Experimental Section


The molecular docking experiment of natural products was designed using COVID-19 main protease in complex with an inhibitor N3 [59] (PDB ID: 6LU7) as macromolecule.

Retrieval of Target Protein

The protein structure COVID-19 main protease in complex with an inhibitor N3 [59] (PDB ID: 6LU7) was retrieved from the protein data bank ( The structure was downloaded in PDB format and the inhibitor N3 [59] from the protein structure was removed. The protein was prepared by removing the water molecules followed by adding Kollman charges and polar hydrogen’s and saved in PDBQT format for docking analysis.

Retrieval of Ligand

The 3D structures of the natural products were obtained from PubChem Database.
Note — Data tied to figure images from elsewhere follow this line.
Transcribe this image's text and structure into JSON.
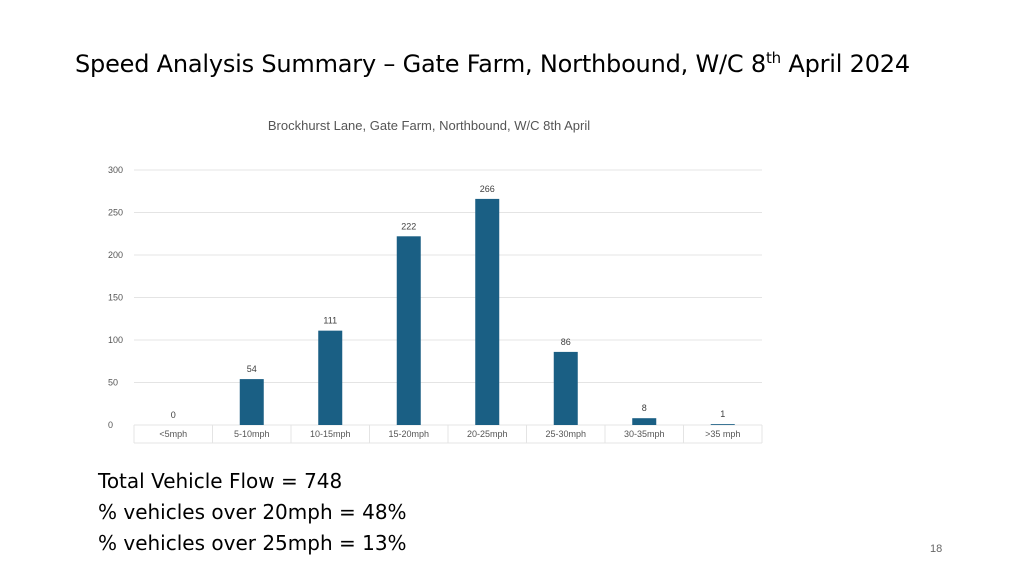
{
  "slide": {
    "title_main": "Speed Analysis Summary – Gate Farm, Northbound, W/C 8",
    "title_sup": "th",
    "title_end": " April 2024",
    "stats": [
      "Total Vehicle Flow = 748",
      "% vehicles over 20mph = 48%",
      "% vehicles over 25mph = 13%"
    ],
    "page_number": "18"
  },
  "chart_data": {
    "type": "bar",
    "title": "Brockhurst Lane, Gate Farm, Northbound, W/C 8th April",
    "categories": [
      "<5mph",
      "5-10mph",
      "10-15mph",
      "15-20mph",
      "20-25mph",
      "25-30mph",
      "30-35mph",
      ">35 mph"
    ],
    "values": [
      0,
      54,
      111,
      222,
      266,
      86,
      8,
      1
    ],
    "data_labels": [
      "0",
      "54",
      "111",
      "222",
      "266",
      "86",
      "8",
      "1"
    ],
    "y_ticks": [
      0,
      50,
      100,
      150,
      200,
      250,
      300
    ],
    "ylim": [
      0,
      300
    ],
    "xlabel": "",
    "ylabel": "",
    "grid": true,
    "legend": "none",
    "bar_color": "#1a5f84",
    "grid_color": "#e4e4e4"
  }
}
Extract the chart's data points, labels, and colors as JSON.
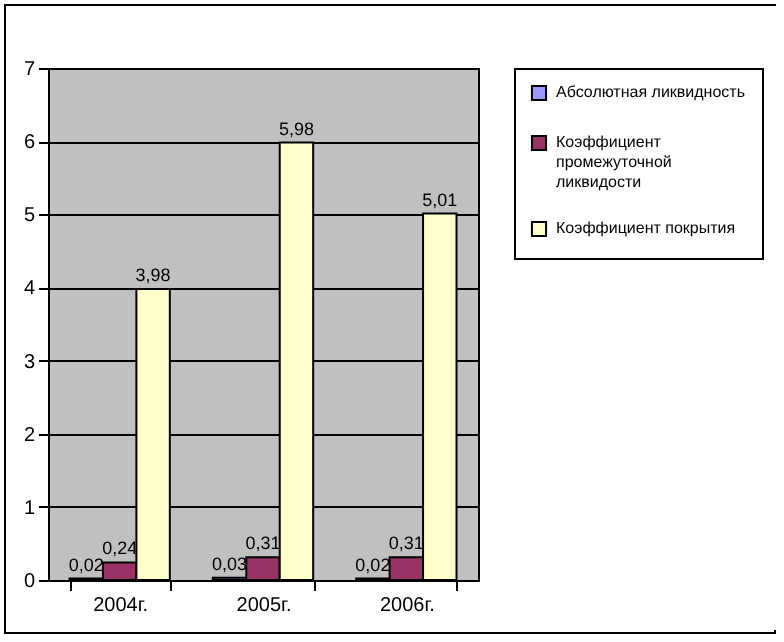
{
  "chart_data": {
    "type": "bar",
    "categories": [
      "2004г.",
      "2005г.",
      "2006г."
    ],
    "series": [
      {
        "name": "Абсолютная ликвидность",
        "color": "#9999ff",
        "values": [
          0.02,
          0.03,
          0.02
        ],
        "value_labels": [
          "0,02",
          "0,03",
          "0,02"
        ]
      },
      {
        "name": "Коэффициент промежуточной ликвидости",
        "color": "#993366",
        "values": [
          0.24,
          0.31,
          0.31
        ],
        "value_labels": [
          "0,24",
          "0,31",
          "0,31"
        ]
      },
      {
        "name": "Коэффициент покрытия",
        "color": "#ffffcc",
        "values": [
          3.98,
          5.98,
          5.01
        ],
        "value_labels": [
          "3,98",
          "5,98",
          "5,01"
        ]
      }
    ],
    "ylim": [
      0,
      7
    ],
    "yticks": [
      0,
      1,
      2,
      3,
      4,
      5,
      6,
      7
    ],
    "grid": "y",
    "legend": "right"
  }
}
Respective CIDs of the compounds for Pubchem database are follows; glycyrrhizin (CID:128229, bicylogermecrene (CID:13894537), tryptanthrine (CID:73549), β-sitosterol (CID:222284), indirubin (CID:10177), indican (CID:441564), indigo (CID:10215), hesperetin (CID:72281), crysophanic acid (CID:10208), rhein (CID:10168), berberine (CID:2353) and β-caryophyllene (CID: 5281515). ChemDraw 12.0 was used to generate 2D structures of these ligands [60]. The ligands were energetically minimized by the use of the Vega ZZ program [61] along with the SP4 force field and conjugate gradient method.

Docking Experiment

Auto Dock Vina was employed as a program for docking experiments using an exhaustiveness value of 80 using Auto dock Vina 1.0 [62]. The fixing of the grid box at the active site of protein was performed using Auto Dock Tools 1.5.6 [63]. The grid was set using x, y, z of 40, 40, 40, and x, y, z center as − 26.283, 12.599, 59.154 respectively. For docking, the final ligand and protein were prepared using Auto Dock tools 1.5.6. The remaining parameters of the program were kept as default considering movable ligand and rigid protein. The docking result was visualized using Pymol and Discovery Studio Visualizer 4.0 [64]. The assessment of the natural products for drug-like properties was accomplished by Lipinski’s rule of five [65, 66]. The drug-like properties accommodated in Lipinski's rule of five were calculated by employing the Swiss ADME web tools [67].